London: A 20-year-old architecture student from India, who invented low-cost portable housing for COVID-19 quarantine and shelter from extreme weather such as earthquakes and floods, is among 15 worldwide winners of this year’s Commonwealth Innovation for Sustainable Development Award.
Kaif Ali, who is pursuing a Bachelor of Architecture from New Delhi-based Jamia Millia Islamia (JMI) University, was awarded for designing prefabricated sustainable shelter SpaceEra, which can not only help reduce transmission of the deadly virus but also house refugees worldwide in the future.
As one of the winners, Ali wins a trophy, GBP 3,000 and the opportunity to scale up his innovation in collaboration with partners and mentors across the Commonwealth.

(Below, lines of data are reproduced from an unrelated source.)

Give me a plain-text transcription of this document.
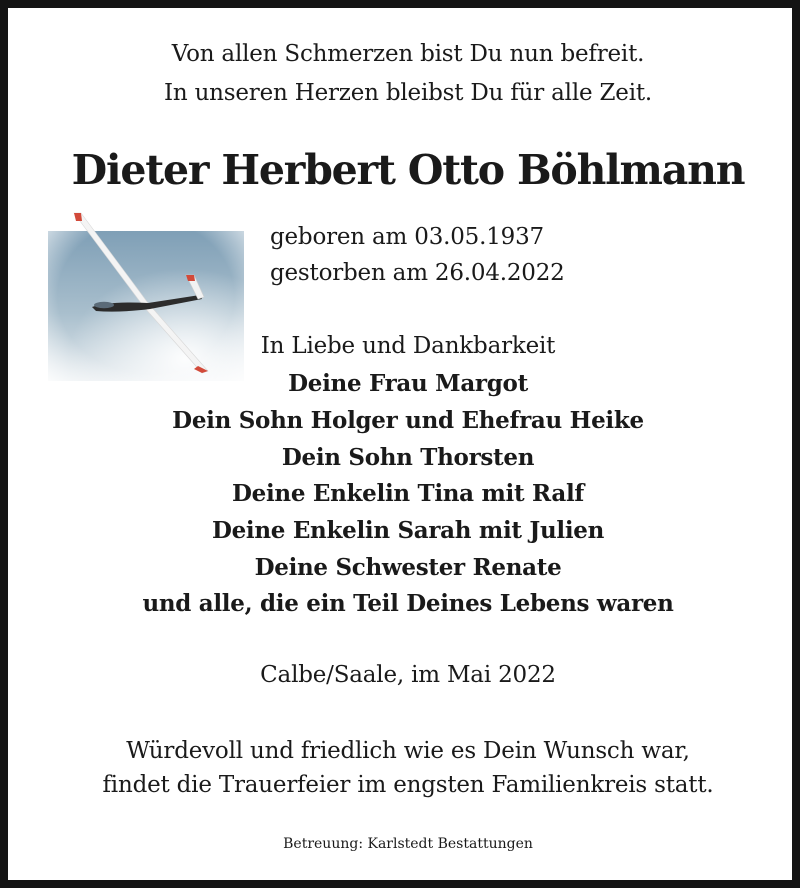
Von allen Schmerzen bist Du nun befreit.
In unseren Herzen bleibst Du für alle Zeit.
Dieter Herbert Otto Böhlmann
geboren am 03.05.1937
gestorben am 26.04.2022
In Liebe und Dankbarkeit
Deine Frau Margot
Dein Sohn Holger und Ehefrau Heike
Dein Sohn Thorsten
Deine Enkelin Tina mit Ralf
Deine Enkelin Sarah mit Julien
Deine Schwester Renate
und alle, die ein Teil Deines Lebens waren
Calbe/Saale, im Mai 2022
Würdevoll und friedlich wie es Dein Wunsch war,
findet die Trauerfeier im engsten Familienkreis statt.
Betreuung: Karlstedt Bestattungen
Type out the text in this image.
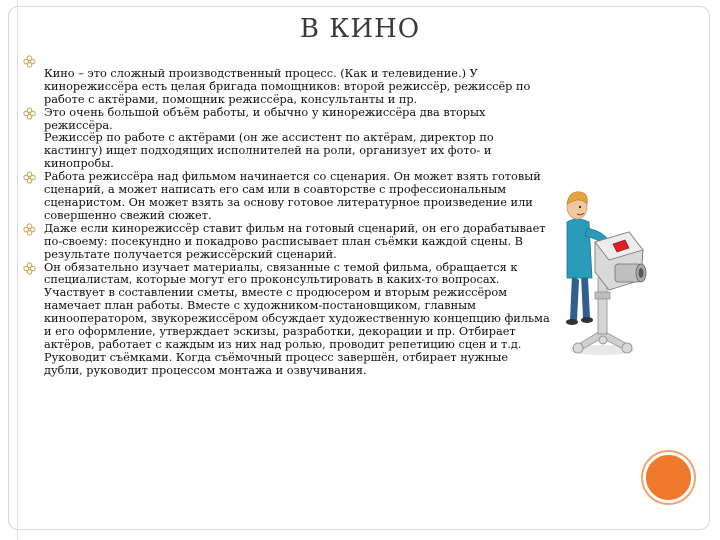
В КИНО

Кино – это сложный производственный процесс. (Как и телевидение.) У кинорежиссёра есть целая бригада помощников: второй режиссёр, режиссёр по работе с актёрами, помощник режиссёра, консультанты и пр.
Это очень большой объём работы, и обычно у кинорежиссёра два вторых режиссёра.
Режиссёр по работе с актёрами (он же ассистент по актёрам, директор по кастингу) ищет подходящих исполнителей на роли, организует их фото- и кинопробы.
Работа режиссёра над фильмом начинается со сценария. Он может взять готовый сценарий, а может написать его сам или в соавторстве с профессиональным сценаристом. Он может взять за основу готовое литературное произведение или совершенно свежий сюжет.
Даже если кинорежиссёр ставит фильм на готовый сценарий, он его дорабатывает по-своему: посекундно и покадрово расписывает план съёмки каждой сцены. В результате получается режиссёрский сценарий.
Он обязательно изучает материалы, связанные с темой фильма, обращается к специалистам, которые могут его проконсультировать в каких-то вопросах. Участвует в составлении сметы, вместе с продюсером и вторым режиссёром намечает план работы. Вместе с художником-постановщиком, главным кинооператором, звукорежиссёром обсуждает художественную концепцию фильма и его оформление, утверждает эскизы, разработки, декорации и пр. Отбирает актёров, работает с каждым из них над ролью, проводит репетицию сцен и т.д. Руководит съёмками. Когда съёмочный процесс завершён, отбирает нужные дубли, руководит процессом монтажа и озвучивания.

“Winning the Commonwealth Innovation Award lifts my confidence to a greater level and motivates me to work even harder than yesterday and innovate unprecedented solutions to achieve a sustainable future,” said Ali, who has pledged to follow the Commonwealth award motto of being the change.

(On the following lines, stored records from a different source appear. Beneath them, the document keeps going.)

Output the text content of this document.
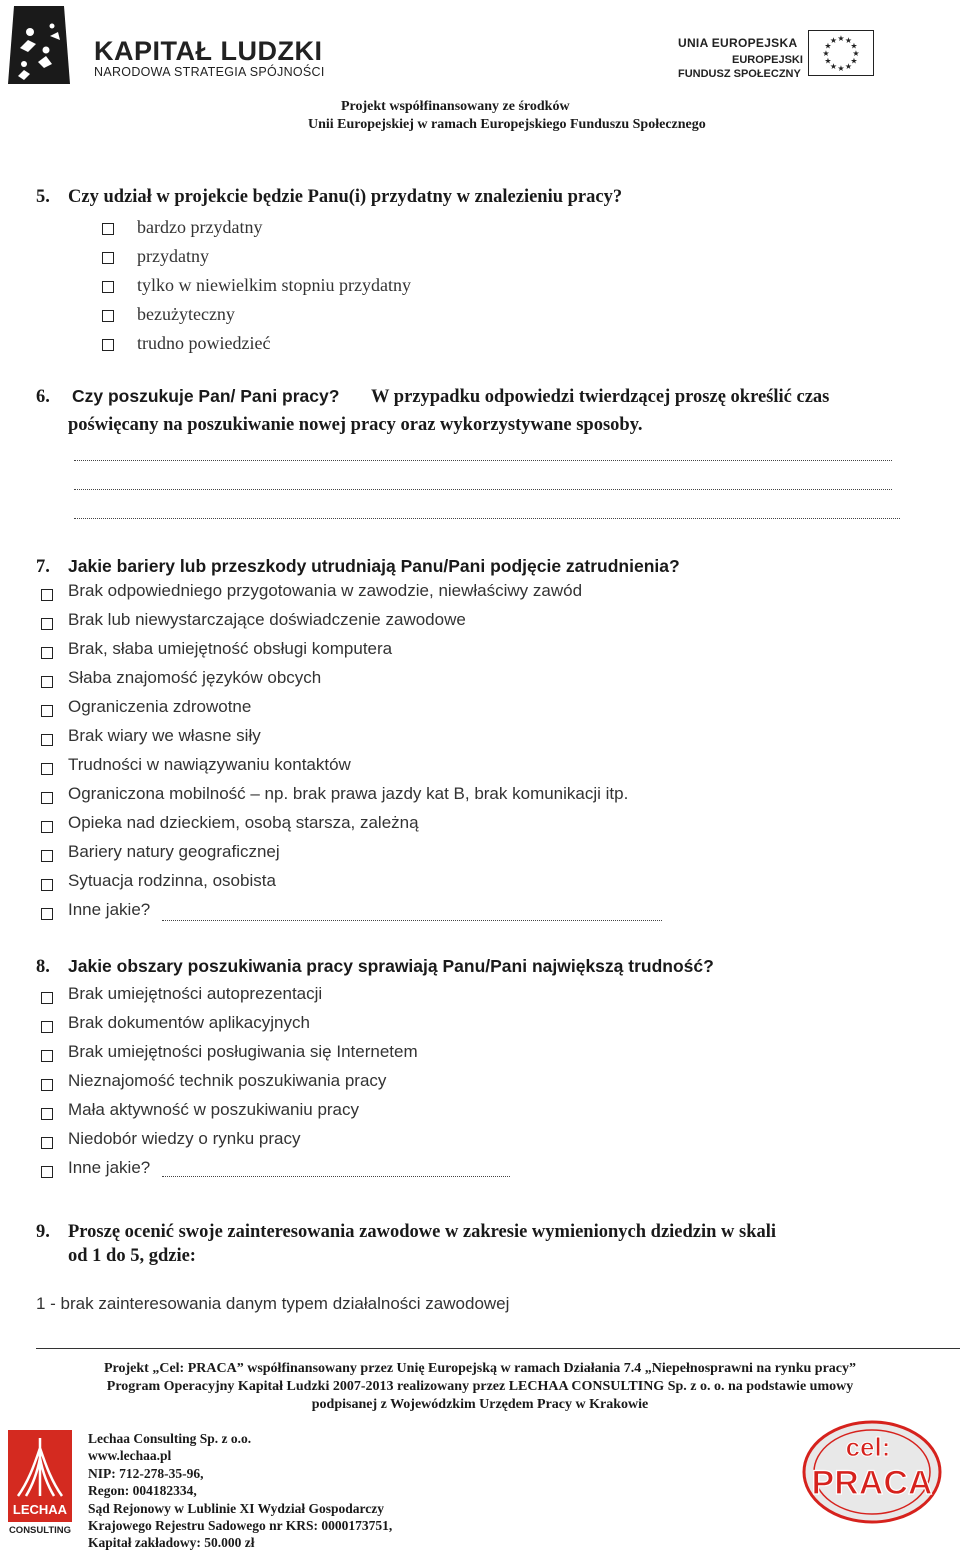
KAPITAŁ LUDZKI
NARODOWA STRATEGIA SPÓJNOŚCI
UNIA EUROPEJSKA
EUROPEJSKI
FUNDUSZ SPOŁECZNY
★
★
★
★
★
★
★
★
★ ★ ★
★
Projekt współfinansowany ze środków
Unii Europejskiej w ramach Europejskiego Funduszu Społecznego
5. Czy udział w projekcie będzie Panu(i) przydatny w znalezieniu pracy?
bardzo przydatny
przydatny
tylko w niewielkim stopniu przydatny
bezużyteczny
trudno powiedzieć
6. Czy poszukuje Pan/ Pani pracy? W przypadku odpowiedzi twierdzącej proszę określić czas
poświęcany na poszukiwanie nowej pracy oraz wykorzystywane sposoby.
7. Jakie bariery lub przeszkody utrudniają Panu/Pani podjęcie zatrudnienia?
Brak odpowiedniego przygotowania w zawodzie, niewłaściwy zawód
Brak lub niewystarczające doświadczenie zawodowe
Brak, słaba umiejętność obsługi komputera
Słaba znajomość języków obcych
Ograniczenia zdrowotne
Brak wiary we własne siły
Trudności w nawiązywaniu kontaktów
Ograniczona mobilność – np. brak prawa jazdy kat B, brak komunikacji itp.
Opieka nad dzieckiem, osobą starsza, zależną
Bariery natury geograficznej
Sytuacja rodzinna, osobista
Inne jakie?
8. Jakie obszary poszukiwania pracy sprawiają Panu/Pani największą trudność?
Brak umiejętności autoprezentacji
Brak dokumentów aplikacyjnych
Brak umiejętności posługiwania się Internetem
Nieznajomość technik poszukiwania pracy
Mała aktywność w poszukiwaniu pracy
Niedobór wiedzy o rynku pracy
Inne jakie?
9. Proszę ocenić swoje zainteresowania zawodowe w zakresie wymienionych dziedzin w skali
od 1 do 5, gdzie:
1 - brak zainteresowania danym typem działalności zawodowej
Projekt „Cel: PRACA” współfinansowany przez Unię Europejską w ramach Działania 7.4 „Niepełnosprawni na rynku pracy”
Program Operacyjny Kapitał Ludzki 2007-2013 realizowany przez LECHAA CONSULTING Sp. z o. o. na podstawie umowy
podpisanej z Wojewódzkim Urzędem Pracy w Krakowie
LECHAA
CONSULTING
Lechaa Consulting Sp. z o.o.
www.lechaa.pl
NIP: 712-278-35-96,
Regon: 004182334,
Sąd Rejonowy w Lublinie XI Wydział Gospodarczy
Krajowego Rejestru Sadowego nr KRS: 0000173751,
Kapitał zakładowy: 50.000 zł
cel:
PRACA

I plan to conduct mentorship programmes for grassroots innovators to enrich their knowledge and motivate them to work towards social and environmental issues. In the upcoming year, I wish to pursue a Masters in Architecture and harness my future career towards STEM (science, tech, engineering and mathematics) innovations and youth leadership in the multilateral domain, he said.
The awards are divided into five thematic categories improving the lives of People; boosting Prosperity; protecting the Planet, promoting Peace; and building Partnerships for development in the Commonwealth, Kaif Ali’s invention under the People category.
Ali’s design has also been recognised by the United Nations under the top 11 emerging innovation start-ups solving climate challenges.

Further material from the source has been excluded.